Im Zuge der medizinisch indizierten Behandlung kann es außerdem zu Komplikationen kommen, die auf die eingenommenen Substanzen zurückzuführen sind. So kommt es gelegentlich vor, dass der antiangiogenetisch wirksame Antikörper Bevacizumab zu thromboembolischen Ereignissen und Perforationen im Gastrointestinaltrakt führt.

Wann sollte man zum Arzt gehen?

Die Symptome eines Nierenzellkarzinoms sind in der Anfangsphase der Erkrankung häufig stumm. Kommt es zum Fortschreiten der Erkrankung können sich einzelne Symptome bemerkbar machen. Mit einem grundlosen Gewichtsverlust oder stärker werdenden Flankenschmerzen, sollte ein Arzt aufgesucht werden.

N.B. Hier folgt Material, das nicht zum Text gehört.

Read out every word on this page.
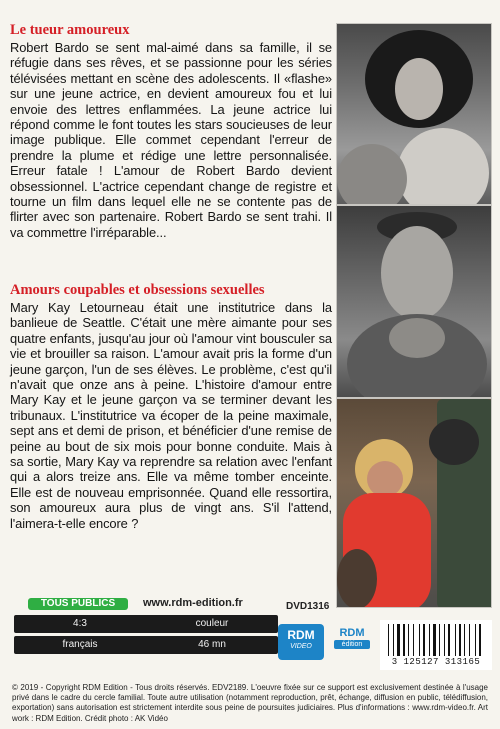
Le tueur amoureux

Robert Bardo se sent mal-aimé dans sa famille, il se réfugie dans ses rêves, et se passionne pour les séries télévisées mettant en scène des adolescents. Il «flashe» sur une jeune actrice, en devient amoureux fou et lui envoie des lettres enflammées. La jeune actrice lui répond comme le font toutes les stars soucieuses de leur image publique. Elle commet cependant l'erreur de prendre la plume et rédige une lettre personnalisée. Erreur fatale ! L'amour de Robert Bardo devient obsessionnel. L'actrice cependant change de registre et tourne un film dans lequel elle ne se contente pas de flirter avec son partenaire. Robert Bardo se sent trahi. Il va commettre l'irréparable...

Amours coupables et obsessions sexuelles

Mary Kay Letourneau était une institutrice dans la banlieue de Seattle. C'était une mère aimante pour ses quatre enfants, jusqu'au jour où l'amour vint bousculer sa vie et brouiller sa raison. L'amour avait pris la forme d'un jeune garçon, l'un de ses élèves. Le problème, c'est qu'il n'avait que onze ans à peine. L'histoire d'amour entre Mary Kay et le jeune garçon va se terminer devant les tribunaux. L'institutrice va écoper de la peine maximale, sept ans et demi de prison, et bénéficier d'une remise de peine au bout de six mois pour bonne conduite. Mais à sa sortie, Mary Kay va reprendre sa relation avec l'enfant qui a alors treize ans. Elle va même tomber enceinte. Elle est de nouveau emprisonnée. Quand elle ressortira, son amoureux aura plus de vingt ans. S'il l'attend, l'aimera-t-elle encore ?

TOUS PUBLICS	www.rdm-edition.fr
4:3	couleur
français	46 mn
DVD1316
RDM
VIDEO
RDM
édition
3 125127 313165

© 2019 - Copyright RDM Edition - Tous droits réservés. EDV2189. L'oeuvre fixée sur ce support est exclusivement destinée à l'usage privé dans le cadre du cercle familial. Toute autre utilisation (notamment reproduction, prêt, échange, diffusion en public, télédiffusion, exportation) sans autorisation est strictement interdite sous peine de poursuites judiciaires. Plus d'informations : www.rdm-video.fr. Art work : RDM Edition. Crédit photo : AK Vidéo
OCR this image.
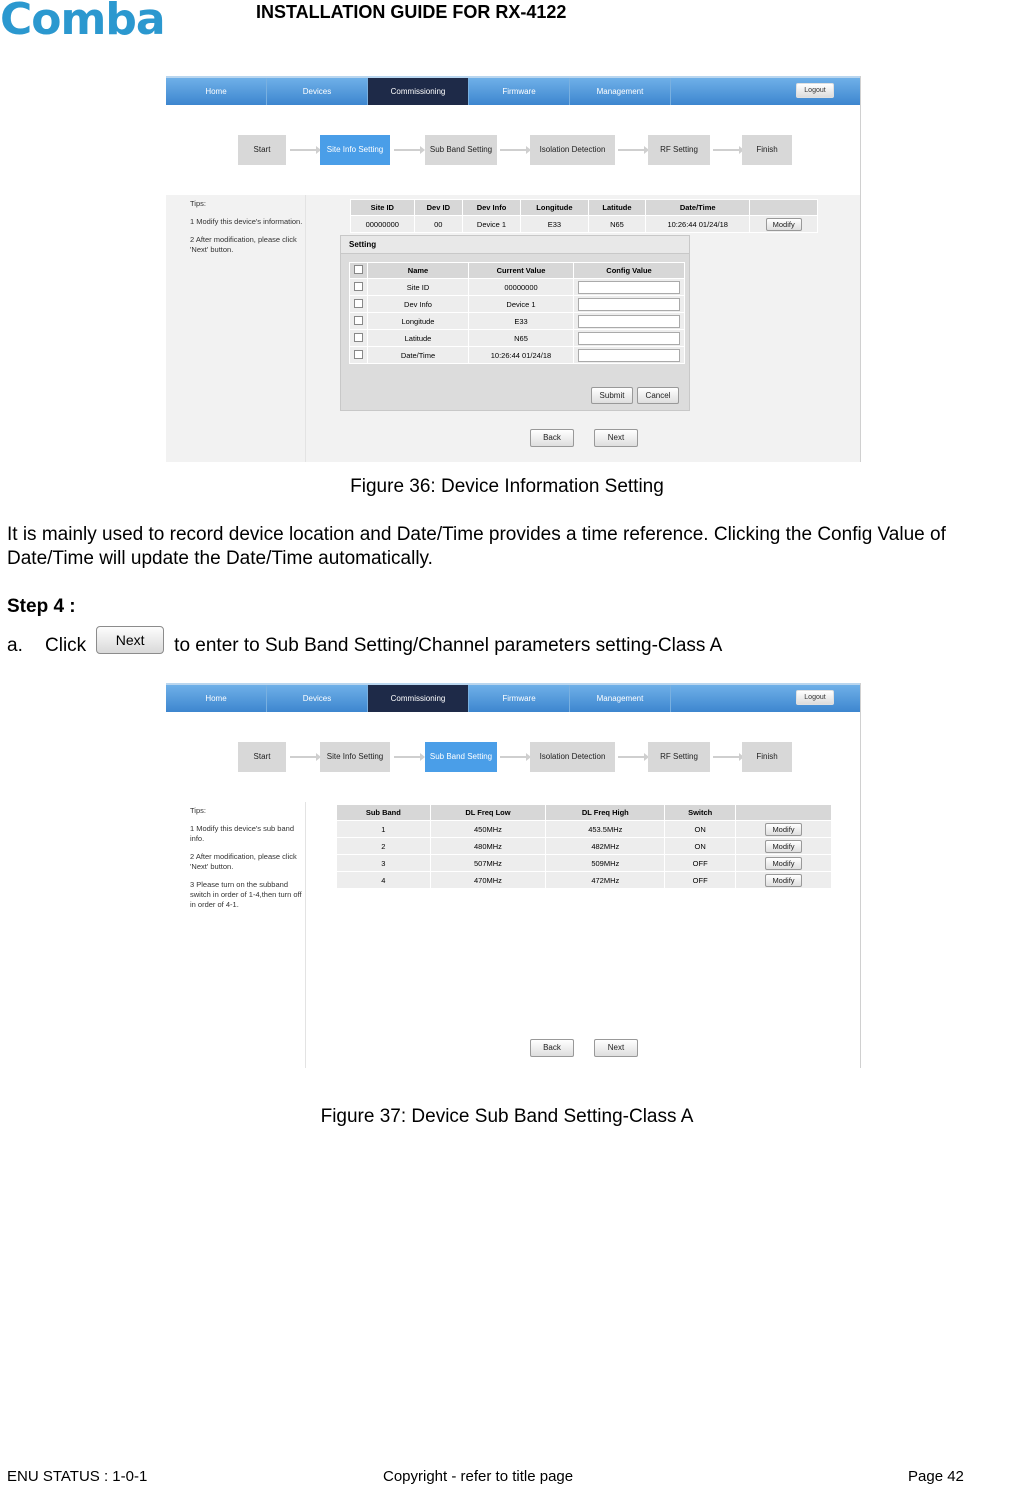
Comba	INSTALLATION GUIDE FOR RX-4122
Home	Devices	Commissioning	Firmware	Management	Logout
Start	Site Info Setting	Sub Band Setting	Isolation Detection	RF Setting	Finish

Tips:

1 Modify this device's information.

2 After modification, please click 'Next' button.

Site ID	Dev ID	Dev Info	Longitude	Latitude	Date/Time	
00000000	00	Device 1	E33	N65	10:26:44 01/24/18	Modify
Setting
	Name	Current Value	Config Value
	Site ID	00000000	
	Dev Info	Device 1	
	Longitude	E33	
	Latitude	N65	
	Date/Time	10:26:44 01/24/18	
Submit	Cancel
Back	Next
Figure 36: Device Information Setting
It is mainly used to record device location and Date/Time provides a time reference. Clicking the Config Value of Date/Time will update the Date/Time automatically.
Step 4 :
a.	Click	Next	to enter to Sub Band Setting/Channel parameters setting-Class A
Home	Devices	Commissioning	Firmware	Management	Logout
Start	Site Info Setting	Sub Band Setting	Isolation Detection	RF Setting	Finish

Tips:

1 Modify this device's sub band info.

2 After modification, please click 'Next' button.

3 Please turn on the subband switch in order of 1-4,then turn off in order of 4-1.

Sub Band	DL Freq Low	DL Freq High	Switch	
1	450MHz	453.5MHz	ON	Modify
2	480MHz	482MHz	ON	Modify
3	507MHz	509MHz	OFF	Modify
4	470MHz	472MHz	OFF	Modify
Back	Next
Figure 37: Device Sub Band Setting-Class A
ENU STATUS : 1-0-1	Copyright - refer to title page	Page 42
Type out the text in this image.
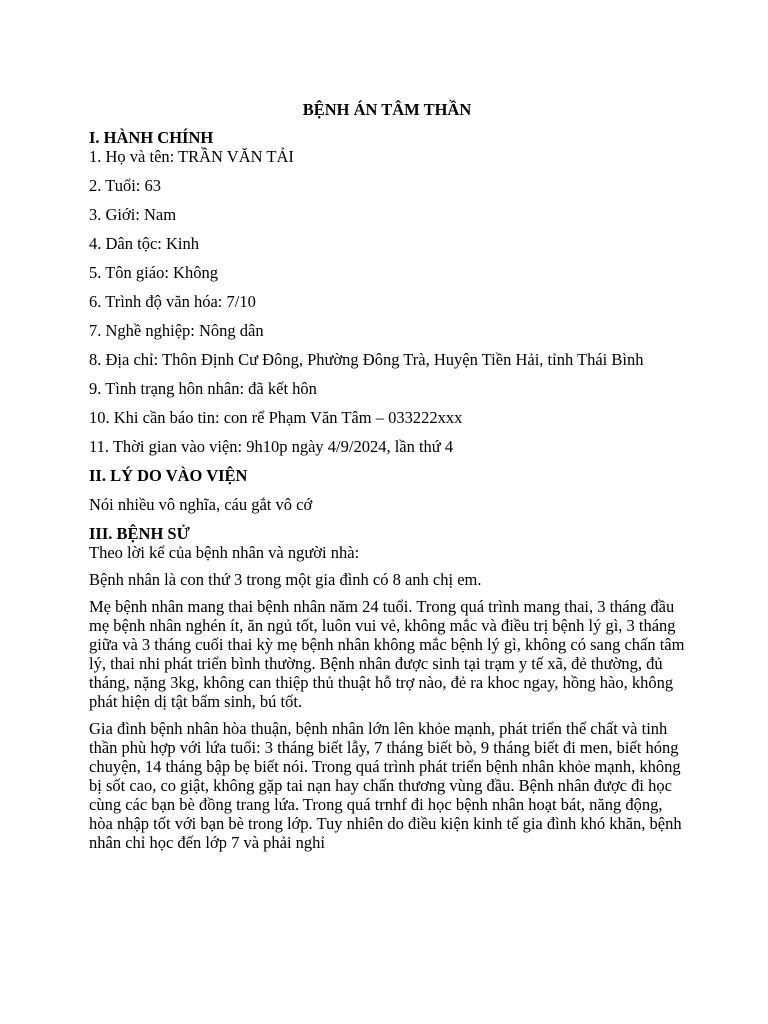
BỆNH ÁN TÂM THẦN
I. HÀNH CHÍNH
1. Họ và tên: TRẦN VĂN TẢI
2. Tuổi: 63
3. Giới: Nam
4. Dân tộc: Kinh
5. Tôn giáo: Không
6. Trình độ văn hóa: 7/10
7. Nghề nghiệp: Nông dân
8. Địa chỉ: Thôn Định Cư Đông, Phường Đông Trà, Huyện Tiền Hải, tỉnh Thái Bình
9. Tình trạng hôn nhân: đã kết hôn
10. Khi cần báo tin: con rể Phạm Văn Tâm – 033222xxx
11. Thời gian vào viện: 9h10p ngày 4/9/2024, lần thứ 4
II. LÝ DO VÀO VIỆN
Nói nhiều vô nghĩa, cáu gắt vô cớ
III. BỆNH SỬ
Theo lời kể của bệnh nhân và người nhà:
Bệnh nhân là con thứ 3 trong một gia đình có 8 anh chị em.
Mẹ bệnh nhân mang thai bệnh nhân năm 24 tuổi. Trong quá trình mang thai, 3 tháng đầu mẹ bệnh nhân nghén ít, ăn ngủ tốt, luôn vui vẻ, không mắc và điều trị bệnh lý gì, 3 tháng giữa và 3 tháng cuối thai kỳ mẹ bệnh nhân không mắc bệnh lý gì, không có sang chấn tâm lý, thai nhi phát triển bình thường. Bệnh nhân được sinh tại trạm y tế xã, đẻ thường, đủ tháng, nặng 3kg, không can thiệp thủ thuật hỗ trợ nào, đẻ ra khoc ngay, hồng hào, không phát hiện dị tật bẩm sinh, bú tốt.
Gia đình bệnh nhân hòa thuận, bệnh nhân lớn lên khỏe mạnh, phát triển thể chất và tinh thần phù hợp với lứa tuổi: 3 tháng biết lẫy, 7 tháng biết bò, 9 tháng biết đi men, biết hóng chuyện, 14 tháng bập bẹ biết nói. Trong quá trình phát triển bệnh nhân khỏe mạnh, không bị sốt cao, co giật, không gặp tai nạn hay chấn thương vùng đầu. Bệnh nhân được đi học cùng các bạn bè đồng trang lứa. Trong quá trnhf đi học bệnh nhân hoạt bát, năng động, hòa nhập tốt với bạn bè trong lớp. Tuy nhiên do điều kiện kinh tế gia đình khó khăn, bệnh nhân chỉ học đến lớp 7 và phải nghỉ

Fieber, das eine längere Zeit andauert, ist immer ärztlich abzuklären. Eine deutliche und länger anhaltende Leistungsminderung kann das Symptom einer schwerwiegenden Erkrankung sein. In so einem Fall sollte ein Arzt kontaktiert werden. Auch Blut im Urin ist Anlass für einen Arztbesuch. Das frühe Aufsuchen eines Arztes kann einen positiven Effekt auf die Prognose haben. Bei Unsicherheiten sollte zeitnah ein Arzttermin vereinbart werden.

Behandlung & Therapie

Goldstandard in der Therapie von nicht metastasierten Nierenzellkarzinomen ist die chirurgische Entfernung. Tumore, die nicht größer als sieben Zentimeter sind, werden normalerweise nierenerhaltend entfernt. Bei größeren Tumoren muss die gesamte Niere zusammen mit der Nebenniere, dem Harnleiter, der Nierenkapsel und dem Fettgewebe der Umgebung operativ entfernt werden.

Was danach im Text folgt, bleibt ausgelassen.